One Flew Over The Cuckoo’s Nest:
Set in a mental hospital, this Milos Foreman film was based on Ken Kasey’s spine-chilling novel. The plot pits Jack Nicholson’s rebellious Randle McMurphy, who has feigned mental illness to avoid prison, against the cold and brutal Nurse Ratched (Louise Fletcher), who terrorises the patients into submission. Randle stands up to her tyranny to help the others and even tries to organise an escape. Unable to control him, Nurse Ratched has him lobotomised. In the chilling last scene, his friend, the mostly silent Chief (Will Sampson), smothers him to death, rather than let him survive as a vegetable, and, cheered on by the others, escapes. Dark and emotionally complex, the film won several academy awards and is considered one of the best films of all time.
Dog Day Afternoon:
The true crime hostage drama directed by Sidney Lumet, starred Al Pacino in one of his finest performances, as a desperate bank robber, Sonny Wortzik, whose heist planned with two friends, fails. When the bank is surrounded by cops, he takes the employees hostage. He makes demands and attempts to negotiate a plan to get away. Sonny is seen as a decent guy, who spares those who are unwell, but is not willing to stand down. He needs money to pay for the gender reassignment surgery of his partner Leon (Chris Sarandon). In his attempt to make things right for others, Sonny falls into a trap of his own making. He is portrayed more as a tragic character than a criminal. The film was a critical and commercial success, was nominated for and won several awards.
Nashville:
Robert Altman’s musical drama is considered as one of the best films of all time.

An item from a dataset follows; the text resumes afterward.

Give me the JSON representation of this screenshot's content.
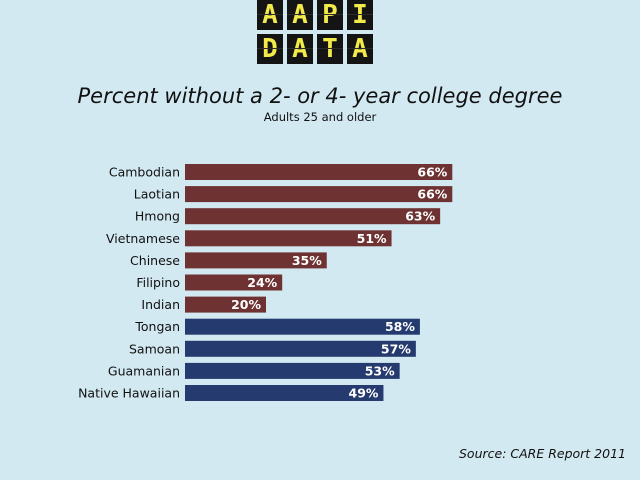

It has an ensemble cast of 24 actors and terrific music. The film with multiple, intersecting storylines, follows a bunch of people from the gospel and country music industry in Nashville, Tennessee, over a five-day period as they work towards a big fundraiser for a presidential candidate. The film was nominated for a total of Golden Globe Awards, to date the highest number of nominations received by one film. The process of making the film was also experimental. According to imdb.com, it was improvised by the actors and actresses, who used the screenplay only as a guide. They spent a great amount of their time in character, and the movie was shot almost entirely in sequence.”
The Stepford Wives:
Based on the psychological horror satire by Ira Levin, the film directed by Bryan Forbes, starred Katherine Ross as a woman who moves to a town called Stepford with her husband (Peter Masterson) and children and finds that the women are strangely subservient to their husbands and obsessed with maintaining impeccable homes. The film received a mixed response, but has grown into a cult since then and the term Stepford Wife has come to denote a robotic woman who has no individuality. The concept was picked up by other sci-fi films, and it has several sequels, inspired the popular TV series, Desperate Housewives and was remade in 2024 with Nicole Kidman.